Charting Your Course

I am several books behind on my project of writing up the ideas I have taken from the books I’ve read. This is partly due to the fact that writing blog posts is somewhat low on my personal priority list right now – but it is not entirely due to that. After all, I’ve written several other blog posts while the books keep piling up in the “to write about” pile.

I think the problem is that I’ve been stuck on what I should write about the book that comes next in my chronological list of books I’ve read, Moonlight Sonata at the Mayo Clinic, by Nora Gallagher. I’d wanted to read this book since I read a related short ebook, Accompany Me, for my now-archival short ebook site, Tungsten Hippo. I found the short ebook very thought-provoking, and assumed that Moonlight Sonata at the Mayo Clinic would be thought-provoking as well. It did not disappoint me.

Cover of Moonlight Sonata at the Mayo Clinic, which is somewhat stylized picture of an iris and pupil

But when I came to write about the ideas I took from it, I got stuck. It is not that the book didn’t provide me with ideas: Gallagher’s thoughts on navigating scary symptoms without a definitive diagnosis are full of ideas about what it means to be well, how to support a loved one through a difficult time, and more.

Those ideas didn’t seem to fit here, though. However, there is one idea I took from the book that I find myself coming back to a lot, and that I think does fit in this space. It is the idea she opens the book with: That we navigate our lives using mental maps that we don’t always realize we’re using, and that sometimes the best way forward requires a new map.

The metaphor Gallagher uses to suggest this idea is of the navigational maps ancient mariners used to plot their voyages. She opens the book with a visit she took to the the Hispanic Society of America, in New York City, to see their ancient maps. The jewel of the collection is Juan Vespucci’s 1526 map of the world, or mappa mundi. But what captured my attention was her description of the books and charts called derroteros (roughly, “pathways”), which Gallagher explains the ancient mariners used to guide their path through known waters. Each derrotero represented what the curator of the exhibit called the navigator’s “subjective truth” – what that individual experienced to be true, and used to guide his future journeys.

This idea has stayed with me because I think it is such a powerful metaphor for how we navigate through life. We refer to the maps other people have drawn and shared to get our general bearings, but to plot our course, we go to our own derrotero, a chart through the treacherous waters of our fears and ambitions, our responsibilities and our personal needs.

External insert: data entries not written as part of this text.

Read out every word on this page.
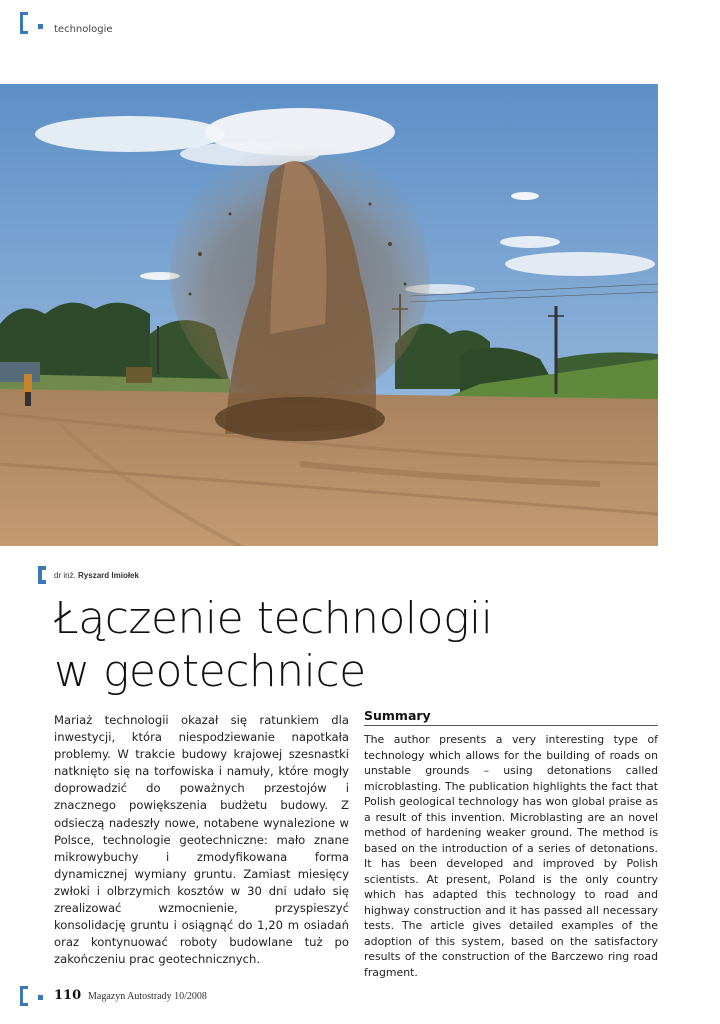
technologie
dr inż. Ryszard Imiołek
Łączenie technologii
w geotechnice

Mariaż technologii okazał się ratunkiem dla inwestycji, która niespodziewanie napotkała problemy. W trakcie budowy krajowej szesnastki natknięto się na torfowiska i namuły, które mogły doprowadzić do poważnych przestojów i znacznego powiększenia budżetu budowy. Z odsieczą nadeszły nowe, notabene wynalezione w Polsce, technologie geotechniczne: mało znane mikrowybuchy i zmodyfikowana forma dynamicznej wymiany gruntu. Zamiast miesięcy zwłoki i olbrzymich kosztów w 30 dni udało się zrealizować wzmocnienie, przyspieszyć konsolidację gruntu i osiągnąć do 1,20 m osiadań oraz kontynuować roboty budowlane tuż po zakończeniu prac geotechnicznych.

Summary

The author presents a very interesting type of technology which allows for the building of roads on unstable grounds – using detonations called microblasting. The publication highlights the fact that Polish geological technology has won global praise as a result of this invention. Microblasting are an novel method of hardening weaker ground. The method is based on the introduction of a series of detonations. It has been developed and improved by Polish scientists. At present, Poland is the only country which has adapted this technology to road and highway construction and it has passed all necessary tests. The article gives detailed examples of the adoption of this system, based on the satisfactory results of the construction of the Barczewo ring road fragment.

110 Magazyn Autostrady 10/2008
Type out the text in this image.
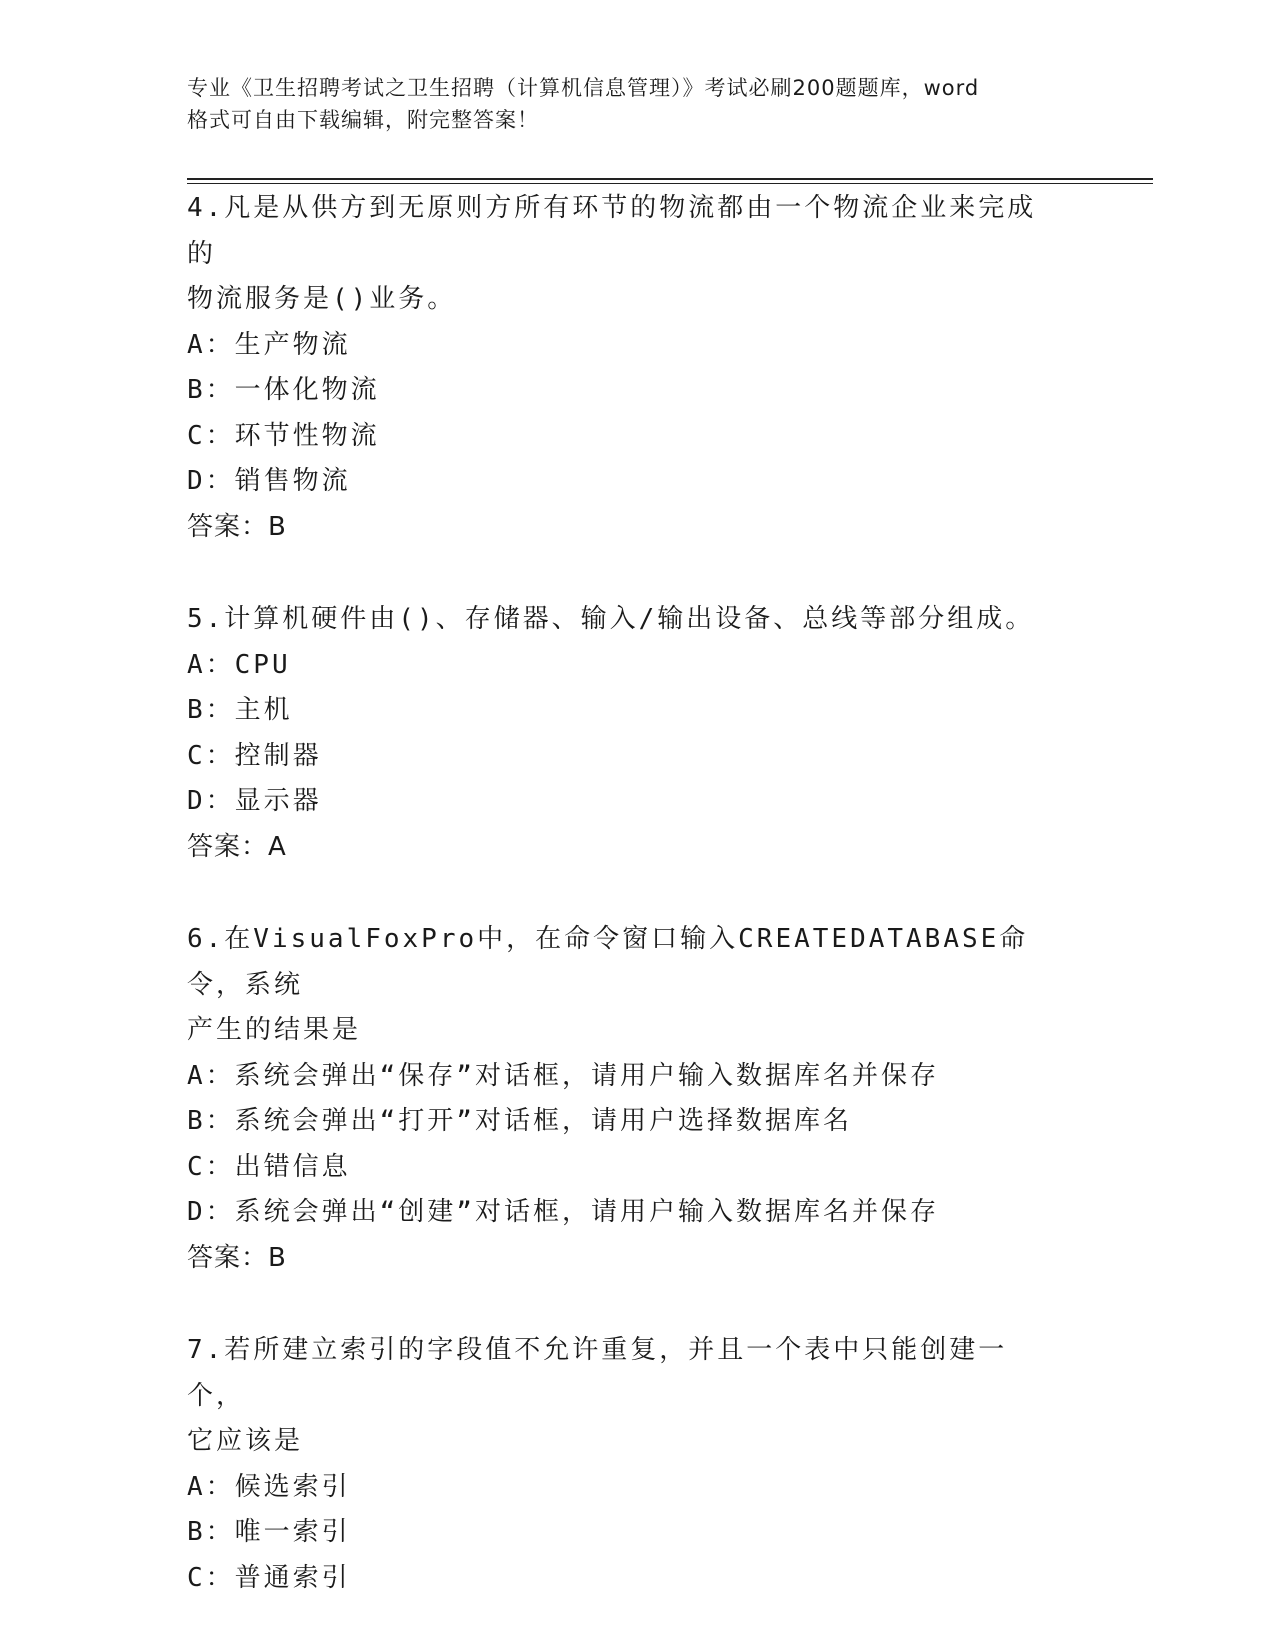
专业《卫生招聘考试之卫生招聘（计算机信息管理）》考试必刷200题题库，word
格式可自由下载编辑，附完整答案！
4.凡是从供方到无原则方所有环节的物流都由一个物流企业来完成的
物流服务是()业务。
A：生产物流
B：一体化物流
C：环节性物流
D：销售物流
答案：B
5.计算机硬件由()、存储器、输入/输出设备、总线等部分组成。
A：CPU
B：主机
C：控制器
D：显示器
答案：A
6.在VisualFoxPro中，在命令窗口输入CREATEDATABASE命令，系统
产生的结果是
A：系统会弹出“保存”对话框，请用户输入数据库名并保存
B：系统会弹出“打开”对话框，请用户选择数据库名
C：出错信息
D：系统会弹出“创建”对话框，请用户输入数据库名并保存
答案：B
7.若所建立索引的字段值不允许重复，并且一个表中只能创建一个，
它应该是
A：候选索引
B：唯一索引
C：普通索引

In the book, Gallagher finds herself off her previous charts, as she faces a mysterious illness and struggles to get a grasp on what is happening to her. I think there are much more mundane ways in which we find ourselves outside of the knowledge stored in our life’s derrotero: career changes, new parenthood, changing phases of parenthood, and a good old-fashioned mid-life crisis have all at some point dumped me into unknown waters.

In those situations, I turn to the larger maps – the mappa mundi others have shared. In many ways, that is what this book blogging project is, and there is much guidance to be found in these larger maps. However, the idea I took from Gallagher’s book is that sometimes you have to sail off the edge of the known map, either because you’re in a rare situation or just because of your own individual reaction to your unique combination of circumstances. When that happens, there’s nothing to do but to take the risk of plotting your own course, and adding to the store of knowledge in your personal derrotero.

There is much, much more to Moonlight Sonata at the Mayo Clinic than this idea. Gallagher’s writing is wonderful, and her story is gripping. I am glad I read the full book! But I’d have gotten my money’s worth from this book even if I’d never read past the description of her visit to the maps at the Hispanic Society of America in the opening chapter. The metaphor of the interplay between a personal derrotero and the shared mappa mundi is one I come back to often as I think about the course I’m plotting through my life.